Good Learning Experience
Asian soybean rust didn't move out of the Southeast until late in the season, due in part to low inoculum and dry weather conditions, according to Scott Isard, Penn State University aerobiologist who studies the movement of organisms in the atmosphere. "It didn't get a foothold until late in September and then only in Louisiana," he says.
From there, soybean rust made a late run into the Ohio River Valley and up the East Coast. Too late to affect soybean yields, it did provide Extension personnel in those areas with a first-hand look and data for future movement models.
Coming into the 2007 season, Asian soybean rust had been reported in Florida, Georgia, and Alabama early this winter, but then cold temperatures killed back kudzu deep into Florida, according to USDA's Pest Information Platform for Extension and Education (PIPE) Web site (visit www.rustready.com or www.sbrusa.net).
As of March 15, the site noted that there have been no reports of soybean rust surviving the winter in Louisiana, Mississippi, or South Carolina.
That's critical news. X.B. Yang, Iowa State University Extension plant pathologist, has been preaching the impact of soybean rust if it becomes established in Texas, Louisiana, and Mississippi. According to Iowa State's Web site, "if it overwinters in the Mississippi Delta or moves to this region from Florida or Georgia early in the year, rust could become a much bigger threat to Midwestern soybean growers.
"The movement of rust during October 2006 gives us a good example of how quickly rust can move into the Midwest if inoculum builds up in the wrong places," the site adds.

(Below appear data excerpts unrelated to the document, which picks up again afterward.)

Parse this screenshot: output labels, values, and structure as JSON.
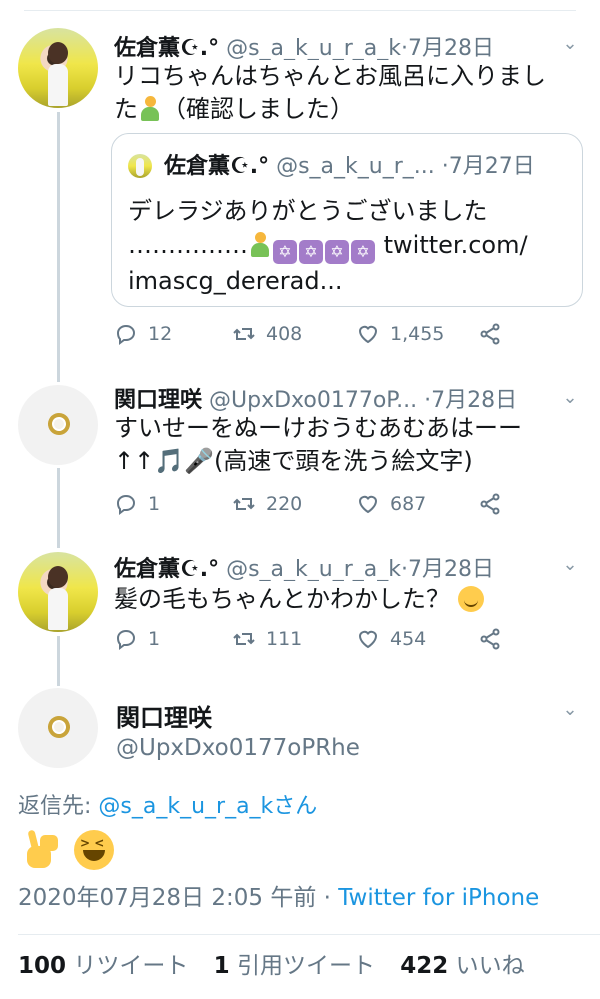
{
  "tweets": [
    {
      "name": "佐倉薫☪︎.°",
      "handle": "@s_a_k_u_r_a_k",
      "dot": "·",
      "date": "7月28日",
      "text_line1": "リコちゃんはちゃんとお風呂に入りまし",
      "text_line2_pre": "た",
      "text_line2_post": "（確認しました）",
      "quote": {
        "name": "佐倉薫☪︎.°",
        "handle": "@s_a_k_u_r_...",
        "dot": "·",
        "date": "7月27日",
        "line1": "デレラジありがとうございました",
        "line2_pre": "……………",
        "emoji_star": "✡",
        "line2_link": "twitter.com/",
        "line3_link": "imascg_dererad..."
      },
      "replies": "12",
      "retweets": "408",
      "likes": "1,455"
    },
    {
      "name": "関口理咲",
      "handle": "@UpxDxo0177oP...",
      "dot": "·",
      "date": "7月28日",
      "text_line1": "すいせーをぬーけおうむあむあはーー",
      "text_line2": "↑↑🎵🎤(高速で頭を洗う絵文字)",
      "replies": "1",
      "retweets": "220",
      "likes": "687"
    },
    {
      "name": "佐倉薫☪︎.°",
      "handle": "@s_a_k_u_r_a_k",
      "dot": "·",
      "date": "7月28日",
      "text_line1": "髪の毛もちゃんとかわかした？",
      "replies": "1",
      "retweets": "111",
      "likes": "454"
    }
  ],
  "main": {
    "name": "関口理咲",
    "handle": "@UpxDxo0177oPRhe",
    "reply_prefix": "返信先: ",
    "reply_target": "@s_a_k_u_r_a_kさん",
    "timestamp": "2020年07月28日 2:05 午前",
    "timestamp_dot": " · ",
    "client": "Twitter for iPhone",
    "retweet_count": "100",
    "retweet_label": "リツイート",
    "quote_count": "1",
    "quote_label": "引用ツイート",
    "like_count": "422",
    "like_label": "いいね"
  },
  "icons": [
    "reply-icon",
    "retweet-icon",
    "like-icon",
    "share-icon",
    "chevron-down-icon"
  ],
  "colors": {
    "link": "#1b95e0",
    "muted": "#657786",
    "line": "#ccd6dd"
  }
}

Last month, CropLife® reported that the first soybean rust in a commercial non-Roundup Ready soybean field was confirmed in Texas on Feb. 16. Tom Isakeit, Texas A&M University Extension plant pathologist, says the rust-infected soybeans were destroyed on or around March 1 "when the field was cultivated and planted to corn. The grower also applied Roundup to the field.
Then on March 12, soybean rust was confirmed for the first time on plant tissue from Iowa. Iowa State says the soybean leaf was recovered from a bin of soybeans produced in the state during the 2006 season. That particular field in Mahaska County in southeast Iowa suffered low yields.
"The fungus and the spores that cause the disease cannot survive without green leaf tissue and will die during Iowa winters," Iowa State's news release notes. "The recently discovered rust fungus does not pose a risk of infection for the 2007 growing season in Iowa."
"This discovery reminds us that it is possible for Iowa fields to become infected with this disease," says David Wright, director of contract research at the Iowa Soybean Association. "Nonetheless, growers should not overreact to this development. Instead, growers must be ready to act appropriately and economically in 2007 should this disease again show up in Iowa and be a threat to soybean yields."
Iowa officials are checking other farms to see if any additional rust activity may have existed last fall.